International Journal of Applied Earth Observations and Geoinformation (Sep 2022)
RoadFormer: Pyramidal deformable vision transformers for road network extraction with remote sensing images
Abstract
The data-complete and detail-correct road network information serves as important evidence in numerous transportation-associated applications. Regular and rapid road network inventory updating is significantly necessary and meaningful to provide better services. Remote sensing images, due to their advantageous overlooking earth observation properties, have been widely used to assist in the road network interpretation tasks. However, it is still an open issue to accurately separate the road contents from the surrounding land covers in the remote sensing image with good connectivity and integrality because of the remarkably challengeable conditions of roads. In this regard, we develop a pyramidal deformable vision transformer architecture, termed as RoadFormer, to extract road networks with remote sensing images.
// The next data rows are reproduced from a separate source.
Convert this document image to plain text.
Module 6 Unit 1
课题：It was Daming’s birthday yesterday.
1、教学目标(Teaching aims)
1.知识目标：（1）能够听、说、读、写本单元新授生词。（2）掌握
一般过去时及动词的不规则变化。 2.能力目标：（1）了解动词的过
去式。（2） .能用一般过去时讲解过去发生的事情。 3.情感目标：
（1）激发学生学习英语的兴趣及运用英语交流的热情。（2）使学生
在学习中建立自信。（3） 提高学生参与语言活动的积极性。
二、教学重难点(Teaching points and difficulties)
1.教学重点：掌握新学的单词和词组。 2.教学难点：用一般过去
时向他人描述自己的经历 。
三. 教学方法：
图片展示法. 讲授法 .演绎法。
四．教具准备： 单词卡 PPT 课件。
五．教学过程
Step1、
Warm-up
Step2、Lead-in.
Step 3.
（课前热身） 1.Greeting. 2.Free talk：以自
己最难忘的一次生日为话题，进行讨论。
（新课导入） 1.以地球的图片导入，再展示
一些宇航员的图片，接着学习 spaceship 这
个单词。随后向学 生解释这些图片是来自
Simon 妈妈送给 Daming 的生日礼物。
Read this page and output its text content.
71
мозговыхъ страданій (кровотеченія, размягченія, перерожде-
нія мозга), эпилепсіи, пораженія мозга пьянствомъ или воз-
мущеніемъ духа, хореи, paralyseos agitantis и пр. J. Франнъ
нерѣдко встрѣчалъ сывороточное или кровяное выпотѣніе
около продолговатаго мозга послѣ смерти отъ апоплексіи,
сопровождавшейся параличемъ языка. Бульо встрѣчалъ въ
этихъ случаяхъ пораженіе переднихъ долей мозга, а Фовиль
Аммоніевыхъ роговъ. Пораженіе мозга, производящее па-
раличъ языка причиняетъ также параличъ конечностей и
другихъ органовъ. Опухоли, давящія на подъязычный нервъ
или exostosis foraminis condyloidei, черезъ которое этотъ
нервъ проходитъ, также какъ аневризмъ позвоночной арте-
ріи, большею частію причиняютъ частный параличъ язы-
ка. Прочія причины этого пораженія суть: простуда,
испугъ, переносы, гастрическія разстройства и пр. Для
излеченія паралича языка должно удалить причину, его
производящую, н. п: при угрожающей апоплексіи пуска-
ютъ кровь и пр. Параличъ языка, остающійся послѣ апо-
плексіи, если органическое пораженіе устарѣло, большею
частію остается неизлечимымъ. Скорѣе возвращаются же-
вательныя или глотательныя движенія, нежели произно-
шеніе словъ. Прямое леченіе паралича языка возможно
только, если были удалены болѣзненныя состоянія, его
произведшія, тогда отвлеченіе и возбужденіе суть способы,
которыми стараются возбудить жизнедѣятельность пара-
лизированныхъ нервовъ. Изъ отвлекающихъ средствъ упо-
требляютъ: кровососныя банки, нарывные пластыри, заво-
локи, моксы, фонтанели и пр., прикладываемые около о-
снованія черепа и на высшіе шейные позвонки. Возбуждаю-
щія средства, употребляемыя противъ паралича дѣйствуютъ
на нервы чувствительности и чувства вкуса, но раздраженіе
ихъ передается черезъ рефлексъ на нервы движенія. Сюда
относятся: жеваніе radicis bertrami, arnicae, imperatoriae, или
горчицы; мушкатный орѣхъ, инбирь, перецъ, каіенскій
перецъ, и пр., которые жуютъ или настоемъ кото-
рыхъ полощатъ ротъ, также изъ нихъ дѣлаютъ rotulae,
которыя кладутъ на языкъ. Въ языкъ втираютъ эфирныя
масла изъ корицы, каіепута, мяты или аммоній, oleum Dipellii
Specifically, designed by a multi-context patch embedding scheme, a higher-quality token embedding can be obtained by adopting a multi-range, multi-view context observation strategy. Furthermore, formulated with a deformable transformer architecture, the semantic-relevant features can be focused on in a sparse global manner, which effectively promotes the feature representation quality and robustness. The proposed RoadFormer is elaborately evaluated on three large-scale road network extraction datasets. Quantitative assessments show that the RoadFormer achieves an overall performance of 0.8886 and 0.9407 with respect to the intersection over union (IoU) and F1-score metrics. In addition, contrastive evaluations also convince the promising potentiality and outstanding superiority of the RoadFormer for interpreting the road sections of varying circumstances under diverse challenging image scenarios.